We also have to consider the pressure. The second Carrick loses two games, the 'He's just Ole 2.0' narrative will start. The fans are already on edge. The atmosphere at Old Trafford is currently a mix of toxic frustration and bored resignation. Bringing in a club legend is a high-risk strategy because if it fails, you've ruined the legacy of a man who was actually a brilliant player. Just ask Frank Lampard how much his Chelsea legend status helped him when the fans were booing him off the pitch. Nostalgia burns out faster than a cheap candle in a hurricane.

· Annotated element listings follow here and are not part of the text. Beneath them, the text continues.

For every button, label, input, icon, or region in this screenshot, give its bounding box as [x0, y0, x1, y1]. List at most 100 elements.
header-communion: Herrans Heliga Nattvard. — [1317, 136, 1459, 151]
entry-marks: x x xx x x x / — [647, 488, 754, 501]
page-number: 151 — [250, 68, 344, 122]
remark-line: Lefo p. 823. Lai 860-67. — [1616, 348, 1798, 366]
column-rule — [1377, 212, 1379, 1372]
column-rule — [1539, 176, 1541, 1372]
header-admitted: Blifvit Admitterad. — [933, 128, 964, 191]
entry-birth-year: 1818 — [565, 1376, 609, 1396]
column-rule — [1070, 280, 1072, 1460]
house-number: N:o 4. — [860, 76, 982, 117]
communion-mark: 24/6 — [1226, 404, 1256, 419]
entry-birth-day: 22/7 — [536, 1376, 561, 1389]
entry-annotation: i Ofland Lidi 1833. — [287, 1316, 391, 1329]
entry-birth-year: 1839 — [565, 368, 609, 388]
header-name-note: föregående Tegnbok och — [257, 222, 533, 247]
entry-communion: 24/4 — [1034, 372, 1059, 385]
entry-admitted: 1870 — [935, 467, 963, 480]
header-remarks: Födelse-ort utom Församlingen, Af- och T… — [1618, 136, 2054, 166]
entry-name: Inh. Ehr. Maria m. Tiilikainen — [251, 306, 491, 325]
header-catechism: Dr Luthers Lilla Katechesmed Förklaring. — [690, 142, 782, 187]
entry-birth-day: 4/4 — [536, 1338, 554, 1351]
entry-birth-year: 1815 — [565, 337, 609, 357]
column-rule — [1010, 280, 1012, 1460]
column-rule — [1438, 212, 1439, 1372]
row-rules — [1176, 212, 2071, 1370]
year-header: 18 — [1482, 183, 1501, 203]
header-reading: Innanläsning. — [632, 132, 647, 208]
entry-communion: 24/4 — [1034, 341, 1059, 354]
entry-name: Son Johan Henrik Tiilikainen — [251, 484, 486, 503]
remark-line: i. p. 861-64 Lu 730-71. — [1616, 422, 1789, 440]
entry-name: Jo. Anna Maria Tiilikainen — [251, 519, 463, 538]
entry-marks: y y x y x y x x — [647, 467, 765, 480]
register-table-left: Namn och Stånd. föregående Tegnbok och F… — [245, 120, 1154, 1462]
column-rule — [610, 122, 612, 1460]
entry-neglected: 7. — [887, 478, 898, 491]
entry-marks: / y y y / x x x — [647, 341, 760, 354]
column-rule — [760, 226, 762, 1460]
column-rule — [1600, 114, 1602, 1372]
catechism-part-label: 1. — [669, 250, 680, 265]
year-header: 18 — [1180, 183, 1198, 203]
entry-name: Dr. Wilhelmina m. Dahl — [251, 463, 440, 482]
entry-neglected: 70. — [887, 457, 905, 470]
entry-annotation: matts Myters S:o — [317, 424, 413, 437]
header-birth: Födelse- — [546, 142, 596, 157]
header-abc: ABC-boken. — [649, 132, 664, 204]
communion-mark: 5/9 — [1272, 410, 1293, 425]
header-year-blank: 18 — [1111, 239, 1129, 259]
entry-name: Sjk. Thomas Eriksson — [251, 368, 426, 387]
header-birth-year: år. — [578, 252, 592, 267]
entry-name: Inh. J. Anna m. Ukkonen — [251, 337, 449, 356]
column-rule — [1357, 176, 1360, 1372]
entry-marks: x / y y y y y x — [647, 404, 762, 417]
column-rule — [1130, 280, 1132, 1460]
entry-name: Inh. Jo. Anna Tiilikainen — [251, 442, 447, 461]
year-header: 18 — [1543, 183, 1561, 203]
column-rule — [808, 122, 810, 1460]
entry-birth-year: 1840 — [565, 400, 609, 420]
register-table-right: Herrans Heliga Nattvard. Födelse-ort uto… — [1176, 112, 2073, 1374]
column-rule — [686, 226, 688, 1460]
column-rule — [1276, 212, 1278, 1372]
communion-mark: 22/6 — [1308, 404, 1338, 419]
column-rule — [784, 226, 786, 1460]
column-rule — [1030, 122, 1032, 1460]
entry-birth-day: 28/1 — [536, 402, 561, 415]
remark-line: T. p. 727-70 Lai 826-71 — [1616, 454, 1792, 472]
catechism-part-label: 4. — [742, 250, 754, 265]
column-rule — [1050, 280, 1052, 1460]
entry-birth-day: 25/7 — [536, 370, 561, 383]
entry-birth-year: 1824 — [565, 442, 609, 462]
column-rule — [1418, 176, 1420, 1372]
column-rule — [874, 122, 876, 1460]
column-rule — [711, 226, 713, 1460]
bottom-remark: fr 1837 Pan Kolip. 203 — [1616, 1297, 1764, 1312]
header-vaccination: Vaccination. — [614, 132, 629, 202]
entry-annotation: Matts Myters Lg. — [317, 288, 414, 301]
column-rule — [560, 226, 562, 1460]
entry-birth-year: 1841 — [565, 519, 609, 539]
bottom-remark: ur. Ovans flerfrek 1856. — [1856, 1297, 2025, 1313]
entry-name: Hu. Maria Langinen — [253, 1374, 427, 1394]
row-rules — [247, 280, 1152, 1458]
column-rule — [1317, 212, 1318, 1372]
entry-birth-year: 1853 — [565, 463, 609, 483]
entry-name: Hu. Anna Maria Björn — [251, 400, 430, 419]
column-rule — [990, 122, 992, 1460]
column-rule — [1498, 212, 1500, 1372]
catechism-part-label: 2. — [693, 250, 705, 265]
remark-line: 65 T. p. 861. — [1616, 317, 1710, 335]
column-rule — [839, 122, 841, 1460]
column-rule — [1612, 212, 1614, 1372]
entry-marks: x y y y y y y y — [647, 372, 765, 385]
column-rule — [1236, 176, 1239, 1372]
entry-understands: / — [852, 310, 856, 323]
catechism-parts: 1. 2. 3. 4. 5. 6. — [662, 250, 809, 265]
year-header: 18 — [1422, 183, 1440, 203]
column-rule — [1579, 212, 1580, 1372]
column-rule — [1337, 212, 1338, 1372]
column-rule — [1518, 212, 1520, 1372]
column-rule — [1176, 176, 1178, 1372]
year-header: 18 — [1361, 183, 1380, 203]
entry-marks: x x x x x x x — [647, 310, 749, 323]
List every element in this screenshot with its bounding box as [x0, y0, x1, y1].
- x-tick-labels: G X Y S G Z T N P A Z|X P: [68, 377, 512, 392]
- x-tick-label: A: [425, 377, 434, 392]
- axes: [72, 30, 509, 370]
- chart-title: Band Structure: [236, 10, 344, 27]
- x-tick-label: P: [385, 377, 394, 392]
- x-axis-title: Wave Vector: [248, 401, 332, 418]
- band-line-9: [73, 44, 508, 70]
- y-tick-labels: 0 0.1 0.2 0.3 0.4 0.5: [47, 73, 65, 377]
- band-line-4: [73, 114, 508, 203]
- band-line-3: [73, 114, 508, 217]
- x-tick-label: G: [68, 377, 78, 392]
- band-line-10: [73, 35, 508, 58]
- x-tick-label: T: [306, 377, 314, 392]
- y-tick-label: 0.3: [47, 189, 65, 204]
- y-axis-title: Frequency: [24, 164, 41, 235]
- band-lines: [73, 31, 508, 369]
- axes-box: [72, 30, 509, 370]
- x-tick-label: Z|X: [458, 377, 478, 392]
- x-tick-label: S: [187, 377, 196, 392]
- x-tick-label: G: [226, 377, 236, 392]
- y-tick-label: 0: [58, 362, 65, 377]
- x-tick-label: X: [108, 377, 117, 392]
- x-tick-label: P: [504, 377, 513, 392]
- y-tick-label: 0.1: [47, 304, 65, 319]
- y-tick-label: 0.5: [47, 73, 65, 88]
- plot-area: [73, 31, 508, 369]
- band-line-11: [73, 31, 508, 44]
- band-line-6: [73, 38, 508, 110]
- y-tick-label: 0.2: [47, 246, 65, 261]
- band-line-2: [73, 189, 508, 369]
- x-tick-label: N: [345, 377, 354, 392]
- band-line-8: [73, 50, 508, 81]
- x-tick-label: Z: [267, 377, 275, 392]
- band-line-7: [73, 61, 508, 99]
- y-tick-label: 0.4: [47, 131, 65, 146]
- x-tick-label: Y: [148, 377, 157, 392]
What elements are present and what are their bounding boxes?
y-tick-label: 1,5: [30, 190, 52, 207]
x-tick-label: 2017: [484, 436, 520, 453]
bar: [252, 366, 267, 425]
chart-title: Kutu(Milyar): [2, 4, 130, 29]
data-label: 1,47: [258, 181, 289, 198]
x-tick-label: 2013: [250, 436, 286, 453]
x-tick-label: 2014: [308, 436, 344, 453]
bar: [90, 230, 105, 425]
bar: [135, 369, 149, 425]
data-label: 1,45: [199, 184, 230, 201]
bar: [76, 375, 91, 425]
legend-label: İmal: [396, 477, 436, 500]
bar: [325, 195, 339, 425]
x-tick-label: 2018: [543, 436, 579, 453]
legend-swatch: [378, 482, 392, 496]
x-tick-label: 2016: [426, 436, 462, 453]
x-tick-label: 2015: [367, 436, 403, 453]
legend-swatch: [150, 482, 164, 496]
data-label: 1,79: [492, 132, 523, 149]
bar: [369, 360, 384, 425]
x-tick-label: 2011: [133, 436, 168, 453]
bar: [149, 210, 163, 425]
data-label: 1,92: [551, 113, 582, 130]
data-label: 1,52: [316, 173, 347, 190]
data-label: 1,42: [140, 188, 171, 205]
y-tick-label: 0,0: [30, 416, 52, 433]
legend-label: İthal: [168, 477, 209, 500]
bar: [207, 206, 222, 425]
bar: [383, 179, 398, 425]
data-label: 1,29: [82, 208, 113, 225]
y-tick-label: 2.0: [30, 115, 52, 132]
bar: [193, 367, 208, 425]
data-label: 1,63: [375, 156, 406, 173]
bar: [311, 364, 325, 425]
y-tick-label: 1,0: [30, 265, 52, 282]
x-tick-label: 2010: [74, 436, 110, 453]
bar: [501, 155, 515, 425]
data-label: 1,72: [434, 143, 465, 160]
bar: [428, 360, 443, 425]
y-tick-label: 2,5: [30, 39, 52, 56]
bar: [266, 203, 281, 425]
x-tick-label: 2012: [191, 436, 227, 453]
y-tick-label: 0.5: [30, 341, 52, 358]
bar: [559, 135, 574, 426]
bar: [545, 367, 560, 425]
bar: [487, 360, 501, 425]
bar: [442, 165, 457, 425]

The Verdict: A gamble we don't need to take

We are currently looking at a summer where some serious managerial talent might be available. Why are we settling for 'approved' rumors about a Championship manager? If United really want to be back in the Champions League semi-finals by 2027, they need to stop acting like a mid-table club that's happy to stay mid-table. Hiring Carrick is a signal that the ambition has been scaled back. It’s an admission that the top four is the ceiling, not the floor.

Maybe I'm wrong. Maybe Carrick is the English Guardiola and he's been hiding his genius behind a polite smile and a Boro tracksuit. But history tells us that 'returning hero' appointments rarely end in a trophy parade. They usually end in a sad press release on a Tuesday morning and another 'comprehensive search' for a new boss six months later. United fans deserve better than a reboot of a series that already got cancelled.

Tonight, while Arsenal and Atletico are playing the kind of football that makes you remember why you love this game, United fans will be debating whether a guy who couldn't get Boro into the playoffs last season is the answer to all their prayers. It’s depressing. It’s predictable. And if the club chiefs actually go through with it, they are proving that they haven't learned a single thing in the last decade. The era of 'good enough' needs to end, but with Carrick, it feels like it’s just getting a fresh coat of paint.